Ihr erstes Cello hatte die gebürtige Kanadierin (Vancouver) im Alter von sechs Jahren in der Hand, später studierte sie das Instrument in Bloomington (Minnesota). Inzwischen lebt sie in New York. Seit Anfang der 1990er Jahre wird sie von befreundeten Musikern für Aufnahmen ins Studio gebeten, zum ersten Mal 1992 von ULTRA VIVID SCENE, einer innovativen (New Yorker) 4AD-Band, der für kurze Zeit auch MOBY angehörte. Außerdem spielte sie (unter anderem) schon Cello für BACKWORLD, CURRENT 93 (etwa auf der Split-Platte mit NURSE WITH WOUND), BLACK TAPE FOR A BLUE GIRL oder auch für 'Pop-Promis' wie RYAN ADAMS, RUFUS WAINWRIGHT, BEN WEAVER und NORAH JONES. Fester Bestandteil ist sie, wie erwähnt, bei ANTONY AND THE JOHNSONS, außerdem hat sie das Cello-Trio RASPUTINA mitbegründet (und 1999 wieder verlassen) und ist Bandmitglied bei BELA, einer poetischen New Yorker Singer/Songwriter-Band. Für die erste Soloplatte von JULIA KENT muss man diese ganzen Namen allerdings nicht wissen und kennen. "Delay", veröffentlicht auf dem kleinen Schweizer SHAYO-Label (wo auch IN GOWAN RING oder IN MY ROSARY Musik machen), klingt anders als alles, was die Cellistin für die genannten Bands und Musiker gemacht hat. Sie hat die CD alleine eingespielt, ohne ihre vielen Freunde und Bekannten. Lediglich JOSEPH BUDENHOLZER von BACKWORLD war am Layout beteiligt. Vermutlich hat er die (Themen)Fotos gemacht, die unter anderem JULIA KENT und ihr Cello am Flughafen zeigen.

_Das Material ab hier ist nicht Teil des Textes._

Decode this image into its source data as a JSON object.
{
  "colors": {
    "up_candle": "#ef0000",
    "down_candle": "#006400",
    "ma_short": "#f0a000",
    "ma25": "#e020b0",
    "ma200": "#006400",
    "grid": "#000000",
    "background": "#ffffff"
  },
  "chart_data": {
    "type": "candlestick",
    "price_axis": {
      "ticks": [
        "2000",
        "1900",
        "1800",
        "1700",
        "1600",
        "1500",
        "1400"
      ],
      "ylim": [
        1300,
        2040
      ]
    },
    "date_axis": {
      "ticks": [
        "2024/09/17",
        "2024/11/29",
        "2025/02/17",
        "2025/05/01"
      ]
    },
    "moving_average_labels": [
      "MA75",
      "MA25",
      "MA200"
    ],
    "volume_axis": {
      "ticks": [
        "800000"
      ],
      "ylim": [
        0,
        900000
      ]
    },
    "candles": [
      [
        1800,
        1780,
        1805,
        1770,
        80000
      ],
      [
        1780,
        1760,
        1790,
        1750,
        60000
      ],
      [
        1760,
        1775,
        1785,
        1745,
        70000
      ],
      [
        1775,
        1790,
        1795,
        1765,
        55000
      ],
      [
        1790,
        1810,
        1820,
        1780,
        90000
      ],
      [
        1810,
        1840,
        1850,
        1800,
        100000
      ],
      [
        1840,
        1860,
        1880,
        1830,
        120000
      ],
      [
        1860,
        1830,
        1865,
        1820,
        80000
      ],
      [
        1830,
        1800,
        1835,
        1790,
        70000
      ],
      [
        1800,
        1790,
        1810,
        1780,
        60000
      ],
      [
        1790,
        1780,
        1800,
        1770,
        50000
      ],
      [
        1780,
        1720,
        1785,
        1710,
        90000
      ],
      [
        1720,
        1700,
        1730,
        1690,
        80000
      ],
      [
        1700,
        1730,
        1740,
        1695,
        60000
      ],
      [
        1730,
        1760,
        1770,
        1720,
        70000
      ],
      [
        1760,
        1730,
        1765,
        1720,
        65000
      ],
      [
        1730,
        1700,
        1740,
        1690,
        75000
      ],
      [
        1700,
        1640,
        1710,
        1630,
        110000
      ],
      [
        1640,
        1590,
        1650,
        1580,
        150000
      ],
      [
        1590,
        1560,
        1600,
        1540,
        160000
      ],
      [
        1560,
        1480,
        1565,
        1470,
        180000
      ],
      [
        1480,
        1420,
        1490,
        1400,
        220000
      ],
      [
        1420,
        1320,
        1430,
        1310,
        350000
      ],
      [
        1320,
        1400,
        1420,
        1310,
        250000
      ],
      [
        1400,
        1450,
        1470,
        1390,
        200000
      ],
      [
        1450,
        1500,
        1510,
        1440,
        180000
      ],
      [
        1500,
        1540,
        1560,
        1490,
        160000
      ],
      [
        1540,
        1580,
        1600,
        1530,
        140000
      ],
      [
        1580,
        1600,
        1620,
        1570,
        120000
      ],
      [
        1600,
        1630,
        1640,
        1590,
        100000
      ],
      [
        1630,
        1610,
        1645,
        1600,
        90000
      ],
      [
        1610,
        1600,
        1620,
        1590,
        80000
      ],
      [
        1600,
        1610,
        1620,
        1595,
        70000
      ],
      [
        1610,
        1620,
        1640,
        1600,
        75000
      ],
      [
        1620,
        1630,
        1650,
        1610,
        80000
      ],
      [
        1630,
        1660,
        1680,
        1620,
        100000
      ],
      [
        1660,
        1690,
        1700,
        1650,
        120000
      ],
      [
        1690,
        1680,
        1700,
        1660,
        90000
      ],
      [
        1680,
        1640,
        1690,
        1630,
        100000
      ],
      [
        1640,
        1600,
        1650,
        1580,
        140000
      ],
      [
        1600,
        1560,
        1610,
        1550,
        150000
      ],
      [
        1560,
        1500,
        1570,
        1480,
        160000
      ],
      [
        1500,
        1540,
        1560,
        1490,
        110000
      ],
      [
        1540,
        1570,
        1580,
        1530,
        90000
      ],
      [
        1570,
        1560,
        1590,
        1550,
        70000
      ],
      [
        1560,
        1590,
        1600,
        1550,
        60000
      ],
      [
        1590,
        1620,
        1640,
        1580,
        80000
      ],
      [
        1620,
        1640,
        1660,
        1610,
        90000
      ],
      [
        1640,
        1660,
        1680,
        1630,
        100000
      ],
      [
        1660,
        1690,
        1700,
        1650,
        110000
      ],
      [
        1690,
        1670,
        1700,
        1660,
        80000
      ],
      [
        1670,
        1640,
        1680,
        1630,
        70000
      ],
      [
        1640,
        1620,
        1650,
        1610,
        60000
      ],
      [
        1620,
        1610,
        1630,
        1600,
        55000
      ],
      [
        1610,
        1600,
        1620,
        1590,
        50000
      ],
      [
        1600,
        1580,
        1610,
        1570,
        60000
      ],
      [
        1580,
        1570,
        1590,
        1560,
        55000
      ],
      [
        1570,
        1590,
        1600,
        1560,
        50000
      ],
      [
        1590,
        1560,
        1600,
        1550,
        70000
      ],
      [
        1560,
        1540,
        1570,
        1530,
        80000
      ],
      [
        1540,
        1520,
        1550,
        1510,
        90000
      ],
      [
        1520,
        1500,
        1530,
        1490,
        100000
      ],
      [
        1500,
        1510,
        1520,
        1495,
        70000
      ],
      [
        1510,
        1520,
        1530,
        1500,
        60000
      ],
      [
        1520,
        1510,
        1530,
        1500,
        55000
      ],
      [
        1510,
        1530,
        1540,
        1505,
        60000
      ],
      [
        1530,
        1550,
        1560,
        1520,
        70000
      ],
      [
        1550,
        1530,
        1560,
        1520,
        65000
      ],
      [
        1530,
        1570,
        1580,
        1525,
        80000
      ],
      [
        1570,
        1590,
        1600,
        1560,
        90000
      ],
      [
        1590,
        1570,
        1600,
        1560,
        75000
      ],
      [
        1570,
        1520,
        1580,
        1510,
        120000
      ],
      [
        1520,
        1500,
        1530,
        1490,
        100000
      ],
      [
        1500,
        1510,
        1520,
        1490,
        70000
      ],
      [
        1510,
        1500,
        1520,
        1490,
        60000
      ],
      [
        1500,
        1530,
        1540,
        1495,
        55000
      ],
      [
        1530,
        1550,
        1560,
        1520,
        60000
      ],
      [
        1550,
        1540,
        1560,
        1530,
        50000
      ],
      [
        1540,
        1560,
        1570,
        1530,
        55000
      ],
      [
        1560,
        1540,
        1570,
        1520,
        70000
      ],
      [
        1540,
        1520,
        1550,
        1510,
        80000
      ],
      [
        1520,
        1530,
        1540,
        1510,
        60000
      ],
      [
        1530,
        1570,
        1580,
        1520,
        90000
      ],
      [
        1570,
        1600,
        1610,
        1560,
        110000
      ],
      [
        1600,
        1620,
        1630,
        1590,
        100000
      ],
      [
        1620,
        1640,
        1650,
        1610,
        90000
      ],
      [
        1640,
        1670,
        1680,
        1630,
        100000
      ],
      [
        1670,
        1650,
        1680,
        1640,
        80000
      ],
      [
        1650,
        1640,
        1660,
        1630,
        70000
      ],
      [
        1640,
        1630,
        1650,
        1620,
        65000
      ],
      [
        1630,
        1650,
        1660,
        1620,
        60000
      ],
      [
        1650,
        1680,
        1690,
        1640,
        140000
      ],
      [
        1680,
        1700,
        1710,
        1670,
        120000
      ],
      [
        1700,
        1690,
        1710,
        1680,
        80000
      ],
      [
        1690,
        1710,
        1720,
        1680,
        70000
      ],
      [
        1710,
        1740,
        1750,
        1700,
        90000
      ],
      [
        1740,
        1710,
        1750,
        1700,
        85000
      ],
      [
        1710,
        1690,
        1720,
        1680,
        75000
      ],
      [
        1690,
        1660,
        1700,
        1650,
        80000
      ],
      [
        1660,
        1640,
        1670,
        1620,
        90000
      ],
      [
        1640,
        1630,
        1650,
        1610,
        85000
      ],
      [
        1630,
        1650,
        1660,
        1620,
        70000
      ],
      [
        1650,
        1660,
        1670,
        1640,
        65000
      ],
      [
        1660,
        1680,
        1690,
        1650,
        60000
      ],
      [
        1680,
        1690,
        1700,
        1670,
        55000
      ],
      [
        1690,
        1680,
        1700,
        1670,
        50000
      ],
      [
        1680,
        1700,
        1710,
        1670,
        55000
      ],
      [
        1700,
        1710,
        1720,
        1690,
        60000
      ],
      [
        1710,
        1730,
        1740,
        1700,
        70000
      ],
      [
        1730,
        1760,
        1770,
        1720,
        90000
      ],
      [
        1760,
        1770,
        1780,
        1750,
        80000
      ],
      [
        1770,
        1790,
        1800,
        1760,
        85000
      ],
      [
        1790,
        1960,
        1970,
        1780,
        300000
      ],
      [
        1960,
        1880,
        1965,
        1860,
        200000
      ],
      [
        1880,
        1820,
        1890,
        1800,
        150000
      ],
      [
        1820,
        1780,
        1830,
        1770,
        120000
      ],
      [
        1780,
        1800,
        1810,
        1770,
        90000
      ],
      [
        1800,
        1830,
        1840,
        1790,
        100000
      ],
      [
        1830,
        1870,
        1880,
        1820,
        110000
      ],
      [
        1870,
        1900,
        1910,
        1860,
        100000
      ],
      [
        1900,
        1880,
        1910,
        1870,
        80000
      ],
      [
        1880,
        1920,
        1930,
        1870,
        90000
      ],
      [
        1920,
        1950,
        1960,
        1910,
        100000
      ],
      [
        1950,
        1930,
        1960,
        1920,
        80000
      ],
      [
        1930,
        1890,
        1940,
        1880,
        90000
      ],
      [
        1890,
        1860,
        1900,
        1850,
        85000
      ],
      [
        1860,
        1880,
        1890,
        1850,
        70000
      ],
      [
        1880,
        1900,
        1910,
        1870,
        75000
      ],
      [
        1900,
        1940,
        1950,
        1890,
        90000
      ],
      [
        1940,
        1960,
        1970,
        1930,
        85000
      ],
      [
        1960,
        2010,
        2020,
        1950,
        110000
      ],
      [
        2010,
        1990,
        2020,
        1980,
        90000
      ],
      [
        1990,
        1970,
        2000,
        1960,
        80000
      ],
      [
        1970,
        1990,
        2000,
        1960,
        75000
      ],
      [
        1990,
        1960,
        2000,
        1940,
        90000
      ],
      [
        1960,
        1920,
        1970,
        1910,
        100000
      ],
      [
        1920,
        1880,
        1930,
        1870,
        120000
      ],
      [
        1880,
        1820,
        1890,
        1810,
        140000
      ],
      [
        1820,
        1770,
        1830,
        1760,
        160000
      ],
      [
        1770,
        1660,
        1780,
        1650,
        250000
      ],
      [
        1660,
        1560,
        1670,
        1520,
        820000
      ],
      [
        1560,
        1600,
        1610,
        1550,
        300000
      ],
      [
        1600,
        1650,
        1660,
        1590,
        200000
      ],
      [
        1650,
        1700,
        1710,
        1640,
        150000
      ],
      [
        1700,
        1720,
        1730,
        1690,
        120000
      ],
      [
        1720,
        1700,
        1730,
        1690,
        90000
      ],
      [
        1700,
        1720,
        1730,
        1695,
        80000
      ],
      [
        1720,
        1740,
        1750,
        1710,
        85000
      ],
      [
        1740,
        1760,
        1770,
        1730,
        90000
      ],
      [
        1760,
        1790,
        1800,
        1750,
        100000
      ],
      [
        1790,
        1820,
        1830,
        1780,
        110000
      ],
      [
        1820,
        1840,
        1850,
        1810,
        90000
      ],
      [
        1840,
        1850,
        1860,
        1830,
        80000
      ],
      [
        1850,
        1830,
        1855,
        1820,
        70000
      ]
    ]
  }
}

"Delay" (Verspätung) ist eine Art Fortsetzung des Projekts von BRIAN ENO, mit dem er 1978 den Begriff 'Ambient' einführte. "Ambient 1: Music For Airports" bestand aus vier langen Synthesizerstücken und war als angenehme Untermalung für das Warten an Flughäfen und in anderen öffentlichen Gebäuden gedacht. Die Stücke waren so angelegt, dass sie bei längeren Wartezeiten auch problemlos geloopt werden konnten. KENTs Album ist aber keine Dopplung, sondern vielmehr eine Konkretisierung oder Weiterentwicklung dieser Idee. Ihre Musik ist kein allgemeines Soundbett, sondern spiegelt die Stimmung an ganz bestimmten, real existierenden Flughäfen wieder, nach denen die Stücke auch benannt sind.
Die Cello-Ambientmusik von KENT besteht weniger aus klaren Songstrukturen, es sind eher schwelgerische Tonfolgen, einzelne, voneinander unabhängige Parts, die sich oft zur Mitte der Stücke hin durch Übereinanderschieben verdichtet. Ähnlich wie bei einer Fuge oder einem Kanon entstehen 'Celloschichten'; da eine Melodie, dort ein sich immer wiederholender Ton, hier die gezupfte Bass-Line. Die Verschachtelung und das dunkle Timbre des Instruments vermitteln perfekt den Eindruck von 'Weite' und 'Fläche', was ja dem Anliegen entspricht, die Stimmung von Flughäfen einzufangen und die Melancholie, die den riesigen Hallen innewohnt. Diese Tiefe der Musik wird noch verstärkt durch den gelegentlichen Einsatz eines Omnichords, einer Art elektronischer Harfe, wie sie unter anderem auch BRIAN ENO oder DANIEL LANOIS verwenden. Hervorragend gelungen ist es JULIA KENT, die melancholische und verträumte Grundstimmung aufzusplitten und in Abstufungen auf die unterschiedlichen Flughäfen aufzuteilen: Barajas (Madrid) wirkt durch das Grundmuster, einen schnell gestrichenen, sich immer wiederholenden Ton, hektisch, düster und fast bedrohlich. Elmas (Sardinien) strahlt Ruhe, Langsamkeit und südländisches Flair zum Wohlfühlen aus. Fontanarossa (Sizilien), zum ersten Mal mit Omnichord, ist majestätisch, gleitend und luftig, wie ein startendes Flugzeug. Und meinen musikalischen Lieblingsflughafen, Arlanda in Stockholm, muss KENT im Winter besucht haben, er klingt leise, wenig frequentiert, gedämpft wie durch schweren Schnee. Auch ein deutscher Flughafen ist dabei, Berlin Tempelhof, fast am auffälligsten auf "Delay" mit seinem schnellen Bass, unangenehm hektisch. Die einzelnen Takes werden unterbrochen von Originaldurchsagen, vermutlich der jeweiligen Flughäfen. Man kann sich den Spaß machen und die Airports, die man aus eigener Erfahrung kennt, mit der Stimmung der KENT-Songs vergleichen. Man muss in die Musik aber gar nicht so viel hinein interpretieren. Es genügt auch, für eine Stunde lang einfach genussvoll in dieses intelligente, wohlige Cello-Bett zu versinken. Ein Plädoyer für das Cello und ein würdiger Nachfolger der ersten Flughafenmusik von 1978. 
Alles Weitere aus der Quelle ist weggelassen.